Com 1,95 m de altura, 85 quilos e envergadura de 2,10 m, o brasileiro, de 21 anos, nadou ontem em inacreditáveis 21s30, quebrando o recorde olímpico. A marca mundial ainda pertence ao australiano Eamon Sullivan (21s28). Os franceses Amaury Leveaux e Alain Bernard - vencedor da prova em que Cielo levou bronze - ficaram com o segundo e o terceiro lugares, com tempos de 21s45 e 21s49. Para o brasileiro, a boa largada fez a diferença.
Cielo chegou de maneira tímida a Pequim. Os olhos dos brasileiros estavam voltados para Thiago Pereira, embalado pelas oito medalhas do Pan-americano do Rio - na competição, Cielo levou dois ouros, nos 50 m livre nos 100 m livre. Mas, na medida em que Thiago amargava duas derrotas nas finais dos 400 m medley e dos 200 m medley, Cielo crescia na competição. Ao ganhar seu primeiro bronze em Pequim, nos 100 m livre, cravou 47s67, novo recorde sul-americano. Na semifinal dos 50 m, Cielo classificou-se com o melhor tempo: 21s34, recorde olímpico.

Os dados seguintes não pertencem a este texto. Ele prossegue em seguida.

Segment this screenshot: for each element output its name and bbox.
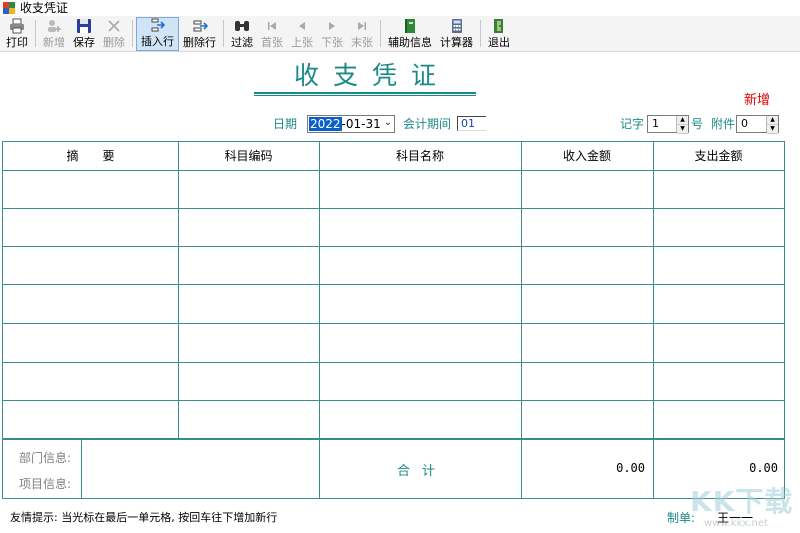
toolbar-separator: [223, 20, 224, 47]
voucher-word-label: 记字: [620, 117, 645, 131]
voucher-number-stepper[interactable]: 1 ▲ ▼: [647, 115, 689, 134]
date-label: 日期: [273, 117, 298, 131]
toolbar-separator: [480, 20, 481, 47]
income-total: 0.00: [616, 461, 645, 475]
exit-icon: [491, 18, 507, 34]
record-status: 新增: [744, 93, 771, 108]
chevron-down-icon[interactable]: ⌄: [384, 117, 392, 128]
spin-up-icon[interactable]: ▲: [677, 116, 688, 125]
book-icon: [402, 18, 418, 34]
column-header-summary[interactable]: 摘 要: [3, 142, 178, 170]
filter-binoculars-icon: [234, 18, 250, 34]
app-icon: [3, 2, 15, 14]
voucher-title: 收支凭证: [293, 61, 450, 90]
insert-row-button[interactable]: 插入行: [136, 17, 179, 51]
date-picker[interactable]: 2022 -01-31 ⌄: [307, 115, 395, 133]
previous-icon: [294, 18, 310, 34]
period-field[interactable]: 01: [457, 116, 486, 131]
save-button[interactable]: 保存: [69, 17, 99, 51]
number-suffix: 号: [691, 117, 704, 131]
auxiliary-info-button[interactable]: 辅助信息: [384, 17, 436, 51]
department-project-field[interactable]: [82, 440, 319, 498]
watermark-text: KK下载: [690, 485, 794, 518]
delete-icon: [106, 18, 122, 34]
attachments-value: 0: [741, 117, 748, 130]
table-row[interactable]: [3, 285, 784, 323]
spin-up-icon[interactable]: ▲: [767, 116, 778, 125]
period-label: 会计期间: [403, 117, 452, 131]
attachments-stepper[interactable]: 0 ▲ ▼: [736, 115, 779, 134]
voucher-number-value: 1: [652, 117, 659, 130]
project-info-label: 项目信息:: [19, 477, 72, 491]
title-underline: [254, 95, 476, 96]
column-header-account-name[interactable]: 科目名称: [319, 142, 521, 170]
department-info-label: 部门信息:: [19, 451, 72, 465]
calculator-icon: [449, 18, 465, 34]
attachments-label: 附件: [711, 117, 736, 131]
column-header-income[interactable]: 收入金额: [521, 142, 653, 170]
first-icon: [264, 18, 280, 34]
table-row[interactable]: [3, 171, 784, 208]
toolbar: 打印 新增 保存 删除 插入行 删除行 过滤 首张 上张 下张 末张 辅助信息 …: [0, 16, 800, 52]
spin-down-icon[interactable]: ▼: [767, 125, 778, 134]
date-rest: -01-31: [341, 117, 381, 131]
voucher-grid: 摘 要 科目编码 科目名称 收入金额 支出金额 部门信息: 项目信息: 合计 0…: [2, 141, 785, 499]
expense-total: 0.00: [749, 461, 778, 475]
first-record-button[interactable]: 首张: [257, 17, 287, 51]
printer-icon: [9, 18, 25, 34]
column-header-expense[interactable]: 支出金额: [653, 142, 784, 170]
table-row[interactable]: [3, 209, 784, 246]
delete-row-button[interactable]: 删除行: [179, 17, 220, 51]
title-underline: [254, 92, 476, 94]
print-button[interactable]: 打印: [2, 17, 32, 51]
new-button[interactable]: 新增: [39, 17, 69, 51]
previous-record-button[interactable]: 上张: [287, 17, 317, 51]
delete-button[interactable]: 删除: [99, 17, 129, 51]
watermark-logo: KK下载 www.kkx.net: [682, 480, 800, 533]
window-title: 收支凭证: [20, 1, 69, 15]
watermark-url: www.kkx.net: [704, 518, 768, 529]
filter-button[interactable]: 过滤: [227, 17, 257, 51]
column-header-account-code[interactable]: 科目编码: [178, 142, 319, 170]
last-icon: [354, 18, 370, 34]
table-row[interactable]: [3, 401, 784, 438]
save-icon: [76, 18, 92, 34]
table-row[interactable]: [3, 324, 784, 362]
new-record-icon: [46, 18, 62, 34]
exit-button[interactable]: 退出: [484, 17, 514, 51]
next-icon: [324, 18, 340, 34]
hint-text: 友情提示: 当光标在最后一单元格, 按回车往下增加新行: [10, 511, 278, 524]
total-label: 合计: [397, 464, 448, 479]
table-row[interactable]: [3, 247, 784, 284]
calculator-button[interactable]: 计算器: [436, 17, 477, 51]
insert-row-icon: [150, 17, 166, 33]
delete-row-icon: [192, 18, 208, 34]
table-row[interactable]: [3, 363, 784, 400]
last-record-button[interactable]: 末张: [347, 17, 377, 51]
next-record-button[interactable]: 下张: [317, 17, 347, 51]
toolbar-separator: [132, 20, 133, 47]
spin-down-icon[interactable]: ▼: [677, 125, 688, 134]
toolbar-separator: [380, 20, 381, 47]
title-bar: 收支凭证: [0, 0, 800, 16]
toolbar-separator: [35, 20, 36, 47]
date-year-selected: 2022: [309, 117, 342, 131]
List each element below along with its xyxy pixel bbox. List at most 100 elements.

Cielo começou a nadar aos 8 anos. Aos 17, dois deles sendo treinado por Gustavo Borges, já era considerado um velocista promissor, apto a suceder o campeão - dono de quatro medalhas olímpicas em estilo livre. Em abril, foi prata nos 100 m livre no GP de Ohio, superando o ídolo Michael Phelps. Nadou em 48s34, batendo o próprio recorde sul-americano. Detalhe: estava com os polegares quebrados. Sofrera as fraturas ao vestir um maiô apertado.
Mora nos Estados Unidos, em Auburn, no Alabama, onde treina e estuda administração. Por contrato, não pode namorar em períodos preparatórios. A medalha - trocada pela organização em seguida, pois era a da prova feminina - foi comemorada com os pais, César e Flávia. O casal refinanciou o carro para ir com o filho a Pequim, ainda que o rapaz não acreditasse que subiria ao pódio. "Até cheguei a brincar com meu técnico: ?Talvez eu pegue uma medalha?. Aí, disse, ?tô viajando!?"